You practice fellowship by comforting one another.
Lastly, we practice fellowship by embracing each others differences.
Story about this
4 For as in one body we have many members, and the members do not all have the same function, 5 so we, though many, are one body in Christ, and individually members one of another.
Though we are all connected by one thing, there are a million things that make us so different.
We spend so much time debating who is right and who is wrong. Or looking at people funny or different because of what they look like or what they like to do or where they are from. The reality is that God made us all so different. It is actually what I love most about the job that I have.

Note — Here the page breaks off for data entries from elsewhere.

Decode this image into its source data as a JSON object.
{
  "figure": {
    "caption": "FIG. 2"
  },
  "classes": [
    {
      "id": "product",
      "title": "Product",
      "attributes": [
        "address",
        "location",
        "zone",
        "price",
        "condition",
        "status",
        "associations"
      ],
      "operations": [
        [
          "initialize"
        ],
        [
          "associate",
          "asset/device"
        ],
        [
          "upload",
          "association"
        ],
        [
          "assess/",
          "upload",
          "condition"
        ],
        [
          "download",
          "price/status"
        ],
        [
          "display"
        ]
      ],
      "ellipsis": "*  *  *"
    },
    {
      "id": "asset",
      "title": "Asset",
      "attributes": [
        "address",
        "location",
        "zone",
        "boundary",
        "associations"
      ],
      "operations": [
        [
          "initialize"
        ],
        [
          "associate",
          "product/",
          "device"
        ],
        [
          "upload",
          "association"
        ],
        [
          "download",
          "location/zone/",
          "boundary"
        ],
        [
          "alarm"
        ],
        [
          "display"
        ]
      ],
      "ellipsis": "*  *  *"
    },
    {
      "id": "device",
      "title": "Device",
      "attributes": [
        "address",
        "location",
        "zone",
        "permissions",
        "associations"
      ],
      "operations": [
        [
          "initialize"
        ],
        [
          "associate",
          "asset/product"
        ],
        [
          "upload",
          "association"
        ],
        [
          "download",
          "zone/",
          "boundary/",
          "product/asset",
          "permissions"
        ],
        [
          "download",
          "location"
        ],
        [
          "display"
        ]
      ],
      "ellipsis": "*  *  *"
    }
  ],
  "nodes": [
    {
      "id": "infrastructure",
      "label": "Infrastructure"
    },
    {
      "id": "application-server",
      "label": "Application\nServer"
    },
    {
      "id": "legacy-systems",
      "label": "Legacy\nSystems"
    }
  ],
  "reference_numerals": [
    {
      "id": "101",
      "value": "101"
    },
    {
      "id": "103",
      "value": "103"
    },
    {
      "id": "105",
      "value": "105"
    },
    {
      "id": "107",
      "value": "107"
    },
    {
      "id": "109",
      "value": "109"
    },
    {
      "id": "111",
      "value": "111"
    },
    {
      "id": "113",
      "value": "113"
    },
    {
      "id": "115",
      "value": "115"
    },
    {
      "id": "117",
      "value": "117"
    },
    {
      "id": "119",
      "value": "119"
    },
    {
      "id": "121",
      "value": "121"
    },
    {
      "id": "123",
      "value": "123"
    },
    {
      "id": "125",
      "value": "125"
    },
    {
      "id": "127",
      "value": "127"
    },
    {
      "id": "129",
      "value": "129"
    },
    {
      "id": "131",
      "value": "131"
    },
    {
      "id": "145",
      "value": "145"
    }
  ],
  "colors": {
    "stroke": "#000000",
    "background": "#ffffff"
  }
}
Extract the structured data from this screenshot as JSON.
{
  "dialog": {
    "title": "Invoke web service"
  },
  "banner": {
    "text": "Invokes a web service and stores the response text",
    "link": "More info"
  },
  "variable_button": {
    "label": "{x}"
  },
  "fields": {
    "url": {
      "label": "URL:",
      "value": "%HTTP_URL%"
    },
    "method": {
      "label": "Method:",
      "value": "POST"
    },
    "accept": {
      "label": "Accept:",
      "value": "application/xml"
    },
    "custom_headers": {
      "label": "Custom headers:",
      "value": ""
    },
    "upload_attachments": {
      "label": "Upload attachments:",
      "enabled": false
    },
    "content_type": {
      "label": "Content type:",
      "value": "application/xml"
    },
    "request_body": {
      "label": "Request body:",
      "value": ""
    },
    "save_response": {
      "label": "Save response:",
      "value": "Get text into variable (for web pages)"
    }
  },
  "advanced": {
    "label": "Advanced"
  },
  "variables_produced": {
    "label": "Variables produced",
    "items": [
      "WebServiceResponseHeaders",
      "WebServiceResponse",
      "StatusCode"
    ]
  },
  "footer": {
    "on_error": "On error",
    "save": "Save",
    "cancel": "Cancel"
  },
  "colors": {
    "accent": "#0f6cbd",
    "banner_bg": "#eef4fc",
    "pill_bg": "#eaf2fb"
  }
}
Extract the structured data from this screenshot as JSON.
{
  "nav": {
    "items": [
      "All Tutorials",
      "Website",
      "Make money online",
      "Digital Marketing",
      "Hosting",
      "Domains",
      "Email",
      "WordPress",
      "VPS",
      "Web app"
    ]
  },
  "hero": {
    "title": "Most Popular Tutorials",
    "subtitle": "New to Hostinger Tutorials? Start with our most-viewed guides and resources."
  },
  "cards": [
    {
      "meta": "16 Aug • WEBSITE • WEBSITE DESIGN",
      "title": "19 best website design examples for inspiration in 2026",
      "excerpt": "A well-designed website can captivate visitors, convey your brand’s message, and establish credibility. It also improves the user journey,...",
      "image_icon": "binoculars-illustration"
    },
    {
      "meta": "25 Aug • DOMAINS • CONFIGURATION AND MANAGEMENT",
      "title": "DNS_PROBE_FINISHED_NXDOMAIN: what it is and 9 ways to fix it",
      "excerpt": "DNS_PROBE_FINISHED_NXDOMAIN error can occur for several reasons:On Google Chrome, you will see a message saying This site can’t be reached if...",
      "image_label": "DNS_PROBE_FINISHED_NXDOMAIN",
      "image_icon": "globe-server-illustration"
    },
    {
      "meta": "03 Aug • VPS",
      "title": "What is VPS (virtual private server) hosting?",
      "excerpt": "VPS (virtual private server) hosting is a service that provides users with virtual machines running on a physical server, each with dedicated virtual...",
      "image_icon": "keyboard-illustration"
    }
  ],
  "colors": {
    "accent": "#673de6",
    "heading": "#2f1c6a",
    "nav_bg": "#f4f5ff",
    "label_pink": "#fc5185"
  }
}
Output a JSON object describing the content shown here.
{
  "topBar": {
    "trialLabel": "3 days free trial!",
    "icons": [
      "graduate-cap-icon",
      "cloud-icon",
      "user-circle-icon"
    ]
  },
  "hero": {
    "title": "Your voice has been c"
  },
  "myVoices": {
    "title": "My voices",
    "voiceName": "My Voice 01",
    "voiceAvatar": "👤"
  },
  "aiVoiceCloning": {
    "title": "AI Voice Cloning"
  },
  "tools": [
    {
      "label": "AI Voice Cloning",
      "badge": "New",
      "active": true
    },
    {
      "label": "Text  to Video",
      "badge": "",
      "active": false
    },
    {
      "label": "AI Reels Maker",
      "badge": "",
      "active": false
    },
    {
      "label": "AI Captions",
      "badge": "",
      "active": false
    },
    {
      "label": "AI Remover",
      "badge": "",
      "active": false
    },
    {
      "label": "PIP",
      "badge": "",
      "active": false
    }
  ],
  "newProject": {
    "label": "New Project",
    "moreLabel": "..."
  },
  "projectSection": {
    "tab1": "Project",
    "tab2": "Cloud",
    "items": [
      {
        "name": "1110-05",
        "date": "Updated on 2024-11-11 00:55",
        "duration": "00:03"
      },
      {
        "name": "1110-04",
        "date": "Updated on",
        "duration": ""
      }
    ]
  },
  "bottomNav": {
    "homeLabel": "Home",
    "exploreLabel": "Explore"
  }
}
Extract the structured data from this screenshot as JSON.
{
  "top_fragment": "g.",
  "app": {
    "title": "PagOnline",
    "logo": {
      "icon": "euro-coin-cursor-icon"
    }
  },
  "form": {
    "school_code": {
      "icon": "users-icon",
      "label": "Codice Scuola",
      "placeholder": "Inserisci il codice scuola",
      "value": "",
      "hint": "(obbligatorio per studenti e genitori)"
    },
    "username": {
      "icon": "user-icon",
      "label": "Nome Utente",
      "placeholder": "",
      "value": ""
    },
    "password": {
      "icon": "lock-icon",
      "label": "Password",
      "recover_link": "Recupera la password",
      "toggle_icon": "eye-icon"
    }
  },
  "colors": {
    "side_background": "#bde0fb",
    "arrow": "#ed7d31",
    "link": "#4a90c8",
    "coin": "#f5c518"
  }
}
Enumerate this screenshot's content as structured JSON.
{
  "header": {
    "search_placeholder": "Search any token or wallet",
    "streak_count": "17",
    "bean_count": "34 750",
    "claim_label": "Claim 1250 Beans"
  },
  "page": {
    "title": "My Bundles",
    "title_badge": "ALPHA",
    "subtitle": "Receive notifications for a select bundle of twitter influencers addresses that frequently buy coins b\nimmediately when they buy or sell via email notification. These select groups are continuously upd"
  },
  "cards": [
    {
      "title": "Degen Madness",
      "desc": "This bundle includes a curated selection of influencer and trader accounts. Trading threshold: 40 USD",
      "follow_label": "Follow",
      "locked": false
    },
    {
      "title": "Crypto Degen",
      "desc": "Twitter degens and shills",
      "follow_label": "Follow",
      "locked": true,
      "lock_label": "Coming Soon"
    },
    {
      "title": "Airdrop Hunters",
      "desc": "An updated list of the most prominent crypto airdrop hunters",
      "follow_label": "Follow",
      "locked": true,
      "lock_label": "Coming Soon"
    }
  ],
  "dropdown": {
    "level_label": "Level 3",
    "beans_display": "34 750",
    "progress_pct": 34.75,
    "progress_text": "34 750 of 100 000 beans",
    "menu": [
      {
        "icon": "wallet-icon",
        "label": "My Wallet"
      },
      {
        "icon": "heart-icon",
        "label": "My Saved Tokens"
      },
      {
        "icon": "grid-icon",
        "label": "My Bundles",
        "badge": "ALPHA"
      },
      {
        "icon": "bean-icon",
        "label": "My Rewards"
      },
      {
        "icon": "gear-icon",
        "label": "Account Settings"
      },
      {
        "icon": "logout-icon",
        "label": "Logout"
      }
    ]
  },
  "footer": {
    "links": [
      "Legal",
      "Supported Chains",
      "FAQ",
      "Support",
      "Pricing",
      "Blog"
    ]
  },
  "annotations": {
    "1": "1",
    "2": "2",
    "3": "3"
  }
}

I get to interact with so many different people. From a 6th grader who LOVES fortnight to a 9th grader who is into martial arts, to a 12th grader that loves the outdoors to a college student who is into music all the way up to people that who have travelled the world to more places that I can even dream of.
We are all different and a good fellowship is one that takes those differences and embraces them. Uses them as part of a bigger puzzle that we get to be a part of. The Mosiac becomes beautiful when broken pieces are put together to serve a purpose it could never accomplish alone.
We practice fellowship by embracing differences and worrying more about the whole vs ourselves.
To recap:
We practice fellowship by:
Acting in gratitude
Comforting one another
Embracing each other’s differences
Let’s go do that in small groups. Let’s pray.